Fedorowicz dodaje, że przeżycia związane z "zetknięciem z tym mieszanym środowiskiem ludzkim, tak odmiennym od wszystkiego, co mu było dotychczas znane, były pożywką dla tkwiących głęboko w duszy prof. Siedleckiego zamiłowań humanistycznych".
- Siedlecki traktował człowieka jako element przyrody. Uważał, że przyrodnik badając przyrodę, musi patrzeć na wszystko, również na człowieka, na jego kulturę. On był w równym stopniu przyrodnikiem, co humanistą i uważał, że właśnie takie połączenie jest optymalne – mówiła Joanna Wacławek z Instytutu Sztuki PAN w audycji Bartosza Panka "Atlas polskich podróżników" w Polskim Radiu w 2016 roku.
- Wyjazd do Egiptu był jego pierwszym kontaktem z kulturą Orientu. I właśnie wówczas sformułował swój manifest badawczy przyrodnika-humanisty. Napisał, że każdy przyrodnik powinien być w jakimś stopniu humanistą, bo człowiek jest nieodłącznym elementem ekosystemu i badając przyrodę danego obszaru musimy też badać ludzi, ich kulturę, wierzenia i poznać też ich język – dodawał Dawid Martin z Warszawskiej Grupy Gamelanowej w tej samej audycji Polskiego Radia.

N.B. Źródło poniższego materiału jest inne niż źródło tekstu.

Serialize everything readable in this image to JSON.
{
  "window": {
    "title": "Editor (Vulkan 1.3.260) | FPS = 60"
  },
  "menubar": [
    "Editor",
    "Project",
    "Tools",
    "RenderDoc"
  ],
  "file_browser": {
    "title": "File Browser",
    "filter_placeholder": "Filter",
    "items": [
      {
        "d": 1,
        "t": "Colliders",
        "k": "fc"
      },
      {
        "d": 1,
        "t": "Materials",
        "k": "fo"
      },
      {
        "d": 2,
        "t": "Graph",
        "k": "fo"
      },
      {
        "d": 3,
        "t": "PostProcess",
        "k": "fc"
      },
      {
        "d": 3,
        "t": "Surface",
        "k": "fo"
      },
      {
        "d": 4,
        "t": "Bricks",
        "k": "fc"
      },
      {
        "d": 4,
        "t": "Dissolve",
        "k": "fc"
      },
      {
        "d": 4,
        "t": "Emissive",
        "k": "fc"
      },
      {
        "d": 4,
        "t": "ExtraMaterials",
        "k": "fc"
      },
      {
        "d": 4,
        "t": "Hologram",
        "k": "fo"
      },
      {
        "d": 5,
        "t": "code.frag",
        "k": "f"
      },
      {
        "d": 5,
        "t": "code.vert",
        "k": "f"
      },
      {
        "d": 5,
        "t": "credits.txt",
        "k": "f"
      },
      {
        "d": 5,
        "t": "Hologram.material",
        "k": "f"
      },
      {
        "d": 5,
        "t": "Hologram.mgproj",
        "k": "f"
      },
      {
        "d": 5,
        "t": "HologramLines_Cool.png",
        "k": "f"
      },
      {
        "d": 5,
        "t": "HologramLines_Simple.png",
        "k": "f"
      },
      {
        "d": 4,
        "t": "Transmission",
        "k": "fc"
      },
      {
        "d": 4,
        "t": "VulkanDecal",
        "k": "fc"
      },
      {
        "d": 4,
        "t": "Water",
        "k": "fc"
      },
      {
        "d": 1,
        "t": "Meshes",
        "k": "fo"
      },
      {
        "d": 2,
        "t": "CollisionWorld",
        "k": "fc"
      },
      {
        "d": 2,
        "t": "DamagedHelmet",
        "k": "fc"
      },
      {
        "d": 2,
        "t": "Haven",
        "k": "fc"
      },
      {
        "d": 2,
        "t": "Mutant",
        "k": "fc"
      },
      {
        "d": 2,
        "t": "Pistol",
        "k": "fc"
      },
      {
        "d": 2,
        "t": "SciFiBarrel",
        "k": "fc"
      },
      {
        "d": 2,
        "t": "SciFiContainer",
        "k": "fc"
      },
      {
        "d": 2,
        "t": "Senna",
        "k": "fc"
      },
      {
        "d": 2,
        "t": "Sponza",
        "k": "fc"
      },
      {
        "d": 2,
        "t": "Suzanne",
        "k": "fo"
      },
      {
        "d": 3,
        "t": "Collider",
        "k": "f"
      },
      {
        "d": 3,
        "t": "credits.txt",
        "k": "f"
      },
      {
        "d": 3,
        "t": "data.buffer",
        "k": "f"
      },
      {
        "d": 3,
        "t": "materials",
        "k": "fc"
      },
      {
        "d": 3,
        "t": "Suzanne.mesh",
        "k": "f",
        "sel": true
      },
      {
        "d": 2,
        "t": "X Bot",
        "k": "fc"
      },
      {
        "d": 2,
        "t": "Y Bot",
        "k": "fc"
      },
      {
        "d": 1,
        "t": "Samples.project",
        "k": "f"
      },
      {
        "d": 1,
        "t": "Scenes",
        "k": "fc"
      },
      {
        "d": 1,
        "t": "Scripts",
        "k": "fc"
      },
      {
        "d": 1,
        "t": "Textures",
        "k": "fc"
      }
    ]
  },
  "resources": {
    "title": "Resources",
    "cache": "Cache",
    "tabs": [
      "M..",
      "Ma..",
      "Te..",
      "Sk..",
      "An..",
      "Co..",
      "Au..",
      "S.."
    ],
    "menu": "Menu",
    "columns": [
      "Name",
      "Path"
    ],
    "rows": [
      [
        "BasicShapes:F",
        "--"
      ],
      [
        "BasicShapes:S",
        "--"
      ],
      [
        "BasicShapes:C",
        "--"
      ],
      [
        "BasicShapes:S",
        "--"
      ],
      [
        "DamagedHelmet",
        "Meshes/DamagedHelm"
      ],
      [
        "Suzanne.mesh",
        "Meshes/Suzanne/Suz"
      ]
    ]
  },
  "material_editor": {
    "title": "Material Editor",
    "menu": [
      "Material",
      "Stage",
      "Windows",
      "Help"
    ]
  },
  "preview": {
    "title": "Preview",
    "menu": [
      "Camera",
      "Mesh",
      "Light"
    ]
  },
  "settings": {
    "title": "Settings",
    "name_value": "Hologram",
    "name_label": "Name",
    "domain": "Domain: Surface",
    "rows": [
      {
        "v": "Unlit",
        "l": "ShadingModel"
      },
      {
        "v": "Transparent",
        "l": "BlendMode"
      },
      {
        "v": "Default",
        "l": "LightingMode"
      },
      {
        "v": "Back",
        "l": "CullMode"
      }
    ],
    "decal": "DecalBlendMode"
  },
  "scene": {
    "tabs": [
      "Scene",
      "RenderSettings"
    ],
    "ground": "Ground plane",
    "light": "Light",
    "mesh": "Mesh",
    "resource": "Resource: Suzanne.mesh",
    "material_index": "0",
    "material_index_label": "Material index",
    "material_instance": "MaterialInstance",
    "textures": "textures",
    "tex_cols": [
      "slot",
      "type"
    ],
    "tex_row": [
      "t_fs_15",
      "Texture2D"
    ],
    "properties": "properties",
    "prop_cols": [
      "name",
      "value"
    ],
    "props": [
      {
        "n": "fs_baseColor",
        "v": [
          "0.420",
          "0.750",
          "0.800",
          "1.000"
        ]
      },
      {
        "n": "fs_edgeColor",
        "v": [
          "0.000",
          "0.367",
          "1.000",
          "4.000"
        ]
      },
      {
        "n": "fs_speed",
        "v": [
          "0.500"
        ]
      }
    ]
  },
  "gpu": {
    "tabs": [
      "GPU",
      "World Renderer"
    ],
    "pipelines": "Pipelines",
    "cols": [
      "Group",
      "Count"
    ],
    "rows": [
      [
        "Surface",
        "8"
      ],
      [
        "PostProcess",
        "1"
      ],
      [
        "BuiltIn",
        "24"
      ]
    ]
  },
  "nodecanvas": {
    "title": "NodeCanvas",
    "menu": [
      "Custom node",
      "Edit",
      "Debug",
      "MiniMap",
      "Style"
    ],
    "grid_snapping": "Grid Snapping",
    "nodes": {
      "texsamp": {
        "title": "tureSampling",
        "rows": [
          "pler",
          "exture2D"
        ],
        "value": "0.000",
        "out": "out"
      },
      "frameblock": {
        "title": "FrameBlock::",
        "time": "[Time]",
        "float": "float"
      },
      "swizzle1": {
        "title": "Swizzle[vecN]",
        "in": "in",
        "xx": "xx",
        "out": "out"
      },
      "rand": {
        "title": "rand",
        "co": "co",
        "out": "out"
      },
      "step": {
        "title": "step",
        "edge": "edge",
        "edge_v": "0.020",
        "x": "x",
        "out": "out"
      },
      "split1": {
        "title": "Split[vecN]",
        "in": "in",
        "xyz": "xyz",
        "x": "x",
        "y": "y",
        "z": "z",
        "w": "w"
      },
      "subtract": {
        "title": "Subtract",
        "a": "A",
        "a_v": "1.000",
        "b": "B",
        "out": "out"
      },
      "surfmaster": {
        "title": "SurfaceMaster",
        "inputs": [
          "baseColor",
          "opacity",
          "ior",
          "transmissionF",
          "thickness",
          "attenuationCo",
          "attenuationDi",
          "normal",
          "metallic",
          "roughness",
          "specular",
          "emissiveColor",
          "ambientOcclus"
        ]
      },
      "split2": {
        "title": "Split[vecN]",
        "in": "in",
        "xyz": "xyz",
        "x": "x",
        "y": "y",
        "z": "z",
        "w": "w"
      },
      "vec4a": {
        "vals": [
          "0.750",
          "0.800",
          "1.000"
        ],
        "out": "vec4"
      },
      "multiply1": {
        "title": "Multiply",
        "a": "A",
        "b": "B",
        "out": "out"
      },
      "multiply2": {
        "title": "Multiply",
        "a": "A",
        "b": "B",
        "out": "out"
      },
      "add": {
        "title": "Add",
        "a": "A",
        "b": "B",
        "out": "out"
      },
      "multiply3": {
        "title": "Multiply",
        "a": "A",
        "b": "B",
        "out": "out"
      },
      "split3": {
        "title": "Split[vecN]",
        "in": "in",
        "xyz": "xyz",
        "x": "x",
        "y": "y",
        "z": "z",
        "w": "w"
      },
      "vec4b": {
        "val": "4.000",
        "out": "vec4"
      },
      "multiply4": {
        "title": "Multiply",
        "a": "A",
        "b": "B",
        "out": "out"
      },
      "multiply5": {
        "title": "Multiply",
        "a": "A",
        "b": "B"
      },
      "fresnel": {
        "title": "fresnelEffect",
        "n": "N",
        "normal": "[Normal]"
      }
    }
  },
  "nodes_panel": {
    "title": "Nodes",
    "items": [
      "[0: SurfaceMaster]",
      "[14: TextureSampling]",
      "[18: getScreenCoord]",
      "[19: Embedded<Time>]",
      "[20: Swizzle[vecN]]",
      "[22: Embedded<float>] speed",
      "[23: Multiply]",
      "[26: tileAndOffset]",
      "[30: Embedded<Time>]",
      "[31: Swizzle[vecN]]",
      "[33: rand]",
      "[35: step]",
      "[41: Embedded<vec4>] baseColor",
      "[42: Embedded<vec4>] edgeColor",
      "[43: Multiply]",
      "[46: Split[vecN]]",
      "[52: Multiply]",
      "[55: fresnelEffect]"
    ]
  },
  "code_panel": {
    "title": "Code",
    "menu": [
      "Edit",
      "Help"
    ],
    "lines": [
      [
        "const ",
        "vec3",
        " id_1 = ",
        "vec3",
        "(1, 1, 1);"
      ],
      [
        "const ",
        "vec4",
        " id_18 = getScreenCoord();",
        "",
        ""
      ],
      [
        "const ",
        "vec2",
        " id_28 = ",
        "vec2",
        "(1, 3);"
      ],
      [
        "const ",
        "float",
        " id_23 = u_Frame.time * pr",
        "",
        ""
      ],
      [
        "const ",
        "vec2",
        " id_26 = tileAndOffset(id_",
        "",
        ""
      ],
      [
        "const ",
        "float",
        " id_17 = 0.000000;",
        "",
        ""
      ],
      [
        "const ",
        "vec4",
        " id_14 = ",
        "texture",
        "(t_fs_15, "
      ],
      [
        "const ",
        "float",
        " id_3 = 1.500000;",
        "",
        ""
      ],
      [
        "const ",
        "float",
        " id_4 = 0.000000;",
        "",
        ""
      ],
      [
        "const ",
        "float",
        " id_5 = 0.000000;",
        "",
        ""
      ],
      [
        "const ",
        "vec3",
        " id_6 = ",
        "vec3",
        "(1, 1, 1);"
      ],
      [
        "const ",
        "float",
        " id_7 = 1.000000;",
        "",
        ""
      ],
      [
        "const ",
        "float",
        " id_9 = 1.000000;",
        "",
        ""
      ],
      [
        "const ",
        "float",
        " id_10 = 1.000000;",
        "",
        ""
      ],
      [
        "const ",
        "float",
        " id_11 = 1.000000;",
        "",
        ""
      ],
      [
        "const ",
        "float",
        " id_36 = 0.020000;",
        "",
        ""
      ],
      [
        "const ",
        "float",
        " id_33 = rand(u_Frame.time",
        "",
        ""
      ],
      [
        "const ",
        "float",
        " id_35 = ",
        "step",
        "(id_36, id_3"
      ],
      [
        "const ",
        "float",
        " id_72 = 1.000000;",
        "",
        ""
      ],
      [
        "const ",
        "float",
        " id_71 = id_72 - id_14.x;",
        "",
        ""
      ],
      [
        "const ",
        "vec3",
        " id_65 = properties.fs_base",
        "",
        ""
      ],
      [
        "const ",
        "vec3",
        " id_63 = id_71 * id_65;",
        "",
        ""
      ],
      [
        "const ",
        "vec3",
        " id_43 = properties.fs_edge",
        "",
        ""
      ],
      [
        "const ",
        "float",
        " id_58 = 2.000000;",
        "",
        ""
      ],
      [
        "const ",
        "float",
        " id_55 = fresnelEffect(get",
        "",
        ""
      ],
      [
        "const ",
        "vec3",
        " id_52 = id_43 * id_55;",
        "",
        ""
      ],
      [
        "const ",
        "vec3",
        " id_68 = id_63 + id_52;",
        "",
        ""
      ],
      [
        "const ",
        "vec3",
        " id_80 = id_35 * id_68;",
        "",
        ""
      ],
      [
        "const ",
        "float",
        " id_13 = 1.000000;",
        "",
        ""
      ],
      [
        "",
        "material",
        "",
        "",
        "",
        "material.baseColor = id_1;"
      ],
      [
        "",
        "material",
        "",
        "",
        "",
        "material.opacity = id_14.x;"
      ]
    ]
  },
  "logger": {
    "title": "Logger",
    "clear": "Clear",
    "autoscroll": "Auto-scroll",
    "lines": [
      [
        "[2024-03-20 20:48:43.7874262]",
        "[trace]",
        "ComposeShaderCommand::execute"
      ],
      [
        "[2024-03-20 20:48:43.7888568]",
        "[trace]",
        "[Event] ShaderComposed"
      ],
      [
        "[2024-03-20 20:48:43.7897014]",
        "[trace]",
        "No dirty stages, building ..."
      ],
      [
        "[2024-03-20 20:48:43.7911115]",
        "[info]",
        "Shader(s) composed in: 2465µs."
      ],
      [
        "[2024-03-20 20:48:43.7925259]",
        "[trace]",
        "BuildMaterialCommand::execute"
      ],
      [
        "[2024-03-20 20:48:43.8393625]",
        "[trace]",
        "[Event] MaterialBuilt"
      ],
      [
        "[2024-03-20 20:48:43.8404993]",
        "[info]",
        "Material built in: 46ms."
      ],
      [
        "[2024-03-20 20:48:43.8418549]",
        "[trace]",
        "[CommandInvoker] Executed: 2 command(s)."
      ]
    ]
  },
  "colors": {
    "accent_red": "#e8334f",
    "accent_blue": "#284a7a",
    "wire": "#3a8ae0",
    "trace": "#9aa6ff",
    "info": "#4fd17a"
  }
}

42:04 Michał Siedlecki skrócony.mp3 O Michale Siedleckim mówi Joanna Wacławek z Instytutu Sztuki PAN w audycji Bartosza Panka z cyklu "Atlas polskich podróżników". (PR, 2016)
Wyprawa na Jawę
Zygmunt Fedorowicz podkreśla w swej książce, że zapoznanie się prof. Siedleckiego z przyrodą Egiptu i Nubii rozbudziło w nim chęć poznania dalszych krajów egzotycznych. Po rozmowach z prof. Marianem Raciborskim, wybitnym polskim botanikiem, który cztery lata spędził na Jawie, gdzie prowadził badania bogatej przyrody tropikalnej, Siedlecki również postanowił tam pojechać.

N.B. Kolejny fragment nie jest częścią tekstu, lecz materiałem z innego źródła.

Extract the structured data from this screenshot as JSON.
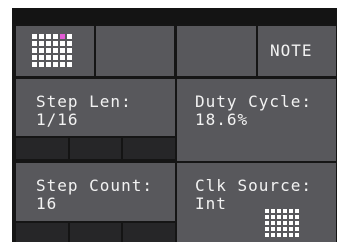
{
  "top_row": {
    "note_button_label": "NOTE"
  },
  "params": {
    "step_len": {
      "label": "Step Len:",
      "value": "1/16"
    },
    "duty_cycle": {
      "label": "Duty Cycle:",
      "value": "18.6%"
    },
    "step_count": {
      "label": "Step Count:",
      "value": "16"
    },
    "clk_source": {
      "label": "Clk Source:",
      "value": "Int"
    }
  },
  "colors": {
    "background": "#151515",
    "cell": "#58585c",
    "text": "#f2f2f2",
    "active_step": "#e35bd6"
  },
  "icons": {
    "step_grid": "step-grid-icon",
    "clock_grid": "clock-grid-icon"
  }
}
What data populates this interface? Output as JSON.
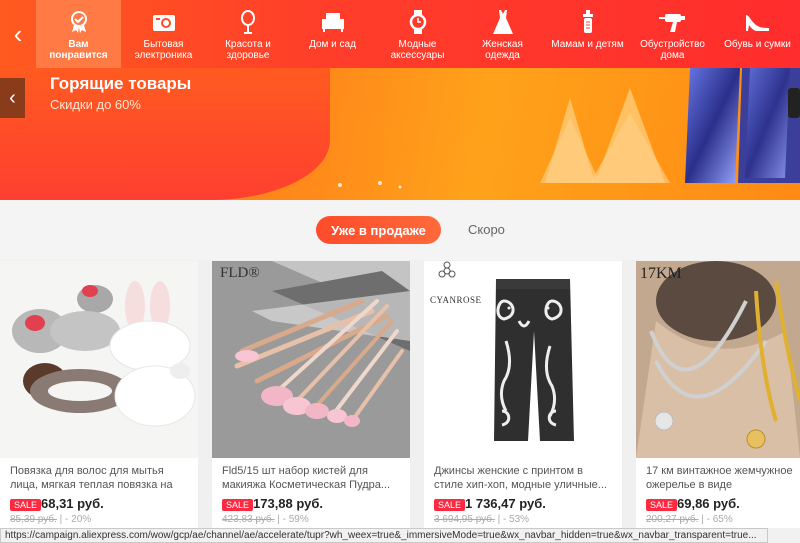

We wstępie do książki "Jawa – przyroda i sztuka: uwagi z podróży", którą napisał po powrocie z wyprawy na tę wyspę, sam Siedlecki pisał:
"Poznać bezpośrednio ten świat barw, życia i pojęć odmiennych. Widzieć jak najwięcej i nauczyć się dużo. To był główny cel mej podróży obok badań specjalnych, zoologicznych".
Na podróż na Jawę w 1907 roku otrzymał stypendium z ministerstwa oświaty w Wiedniu. Przez rok badał tam nie tylko zwierzęta, ale także ludzi i ich zwyczaje.

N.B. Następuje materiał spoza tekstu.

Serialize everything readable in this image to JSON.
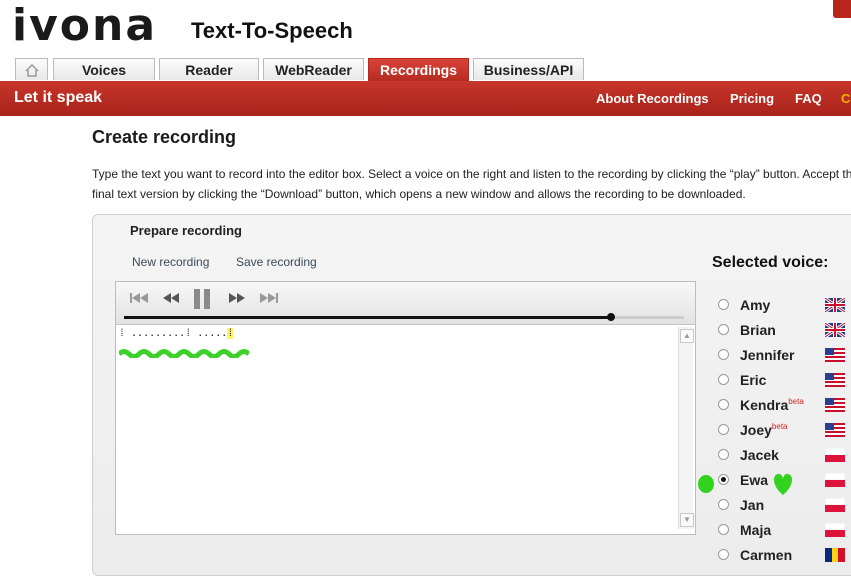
{
  "header": {
    "logo": "ivona",
    "title": "Text-To-Speech"
  },
  "tabs": [
    {
      "label": "Voices",
      "active": false
    },
    {
      "label": "Reader",
      "active": false
    },
    {
      "label": "WebReader",
      "active": false
    },
    {
      "label": "Recordings",
      "active": true
    },
    {
      "label": "Business/API",
      "active": false
    }
  ],
  "redbar": {
    "tagline": "Let it speak",
    "links": [
      "About Recordings",
      "Pricing",
      "FAQ",
      "C"
    ]
  },
  "page": {
    "title": "Create recording",
    "intro_line1": "Type the text you want to record into the editor box. Select a voice on the right and listen to the recording by clicking the “play” button. Accept th",
    "intro_line2": "final text version by clicking the “Download” button, which opens a new window and allows the recording to be downloaded."
  },
  "panel": {
    "title": "Prepare recording",
    "new_recording": "New recording",
    "save_recording": "Save recording",
    "editor_line1": "⁞ .........⁞ .....⁞",
    "progress": 0.87
  },
  "voices": {
    "title": "Selected voice:",
    "items": [
      {
        "name": "Amy",
        "beta": "",
        "flag": "uk",
        "selected": false
      },
      {
        "name": "Brian",
        "beta": "",
        "flag": "uk",
        "selected": false
      },
      {
        "name": "Jennifer",
        "beta": "",
        "flag": "us",
        "selected": false
      },
      {
        "name": "Eric",
        "beta": "",
        "flag": "us",
        "selected": false
      },
      {
        "name": "Kendra",
        "beta": "beta",
        "flag": "us",
        "selected": false
      },
      {
        "name": "Joey",
        "beta": "beta",
        "flag": "us",
        "selected": false
      },
      {
        "name": "Jacek",
        "beta": "",
        "flag": "pl",
        "selected": false
      },
      {
        "name": "Ewa",
        "beta": "",
        "flag": "pl",
        "selected": true
      },
      {
        "name": "Jan",
        "beta": "",
        "flag": "pl",
        "selected": false
      },
      {
        "name": "Maja",
        "beta": "",
        "flag": "pl",
        "selected": false
      },
      {
        "name": "Carmen",
        "beta": "",
        "flag": "ro",
        "selected": false
      }
    ]
  },
  "colors": {
    "brand_red": "#b8261b",
    "link": "#3b4a5c"
  },
  "icons": [
    "home-icon",
    "skip-back-icon",
    "rewind-icon",
    "pause-icon",
    "forward-icon",
    "skip-forward-icon"
  ]
}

"Siedlecki przygotowywał się do tej podróży bardzo starannie. Uczył się języka malajskiego, zapoznawał z odnośną literaturą, gromadził instrumenty i przybory niezbędne do sporządzania zbiorów"- pisze Zygmunt Fedorowicz.
Joanna Wacławek podkreślała w Polskim Radiu, że czytając książkę "Jawa – przyroda i sztuka: uwagi z podróży" Siedleckiego oraz inne jego publikacje naukowe poznajemy działalność człowieka wyjątkowo wszechstronnego.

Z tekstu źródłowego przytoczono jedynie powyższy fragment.